The environment will be a major theme of this year’s event, with thought-provoking pieces that examine the humankind’s impact on the planet and the urgent need for climate action. Some highlights:
- Life of the Earth by Toronto’s Director X is a large-scale projection of the earth as seen from space. The multimedia installation, created in partnership with the Ontario Science Centre, takes the viewer on a journey through time, from Pangaea to the Anthropocene to an Earth 100,000 years beyond humankind. It is the follow-up to the artists hugely popular “Life of the Earth” installation, which wowed crowds at Nuit Blanche 2016.
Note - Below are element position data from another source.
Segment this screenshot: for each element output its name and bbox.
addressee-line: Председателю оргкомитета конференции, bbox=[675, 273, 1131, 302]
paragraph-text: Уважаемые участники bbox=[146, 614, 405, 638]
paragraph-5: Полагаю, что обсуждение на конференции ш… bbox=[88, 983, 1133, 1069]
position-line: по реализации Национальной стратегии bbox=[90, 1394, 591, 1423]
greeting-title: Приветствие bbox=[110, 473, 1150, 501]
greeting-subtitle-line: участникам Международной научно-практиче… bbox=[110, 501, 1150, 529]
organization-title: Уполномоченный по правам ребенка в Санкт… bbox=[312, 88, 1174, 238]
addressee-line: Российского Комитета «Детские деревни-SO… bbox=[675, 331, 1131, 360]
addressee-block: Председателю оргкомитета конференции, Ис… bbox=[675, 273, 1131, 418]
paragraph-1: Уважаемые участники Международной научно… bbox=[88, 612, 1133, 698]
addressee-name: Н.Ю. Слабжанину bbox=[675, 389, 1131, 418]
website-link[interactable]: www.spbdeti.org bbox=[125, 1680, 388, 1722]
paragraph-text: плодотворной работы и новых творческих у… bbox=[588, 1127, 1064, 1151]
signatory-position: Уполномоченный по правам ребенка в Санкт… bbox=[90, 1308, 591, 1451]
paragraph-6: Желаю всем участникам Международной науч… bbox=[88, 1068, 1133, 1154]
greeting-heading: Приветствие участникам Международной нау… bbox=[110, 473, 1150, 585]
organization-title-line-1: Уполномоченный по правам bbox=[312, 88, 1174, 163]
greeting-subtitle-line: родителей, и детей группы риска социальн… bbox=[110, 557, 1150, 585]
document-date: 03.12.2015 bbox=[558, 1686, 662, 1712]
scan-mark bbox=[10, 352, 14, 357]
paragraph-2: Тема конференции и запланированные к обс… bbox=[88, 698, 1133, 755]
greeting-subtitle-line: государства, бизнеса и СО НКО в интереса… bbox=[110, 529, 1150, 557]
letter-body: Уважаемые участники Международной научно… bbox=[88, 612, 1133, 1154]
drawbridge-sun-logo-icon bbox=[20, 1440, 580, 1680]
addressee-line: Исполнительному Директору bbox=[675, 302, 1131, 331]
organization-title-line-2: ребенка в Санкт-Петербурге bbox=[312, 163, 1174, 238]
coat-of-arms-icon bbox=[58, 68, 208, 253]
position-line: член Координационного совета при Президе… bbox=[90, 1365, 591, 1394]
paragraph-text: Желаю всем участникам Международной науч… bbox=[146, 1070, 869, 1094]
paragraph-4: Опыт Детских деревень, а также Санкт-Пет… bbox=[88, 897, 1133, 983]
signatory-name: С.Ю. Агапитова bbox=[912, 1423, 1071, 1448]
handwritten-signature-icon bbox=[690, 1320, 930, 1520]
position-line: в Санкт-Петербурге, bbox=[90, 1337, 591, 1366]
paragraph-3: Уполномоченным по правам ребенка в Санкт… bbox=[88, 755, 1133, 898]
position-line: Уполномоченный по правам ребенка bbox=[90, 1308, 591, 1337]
- Transformation by Nuit Blanche artists Fezz Stenton and Daniel Lanois is an interactive installation in the cathedral-esque MaRS atrium, located downtown at the intersection of College and University. The exhibit, which includes contributions by Canadian cultural icons including Margaret Atwood encourages viewers to examine their own behaviours and their impact on the earth as they wander through beautifully lit pathways of LED lights to an original musical score.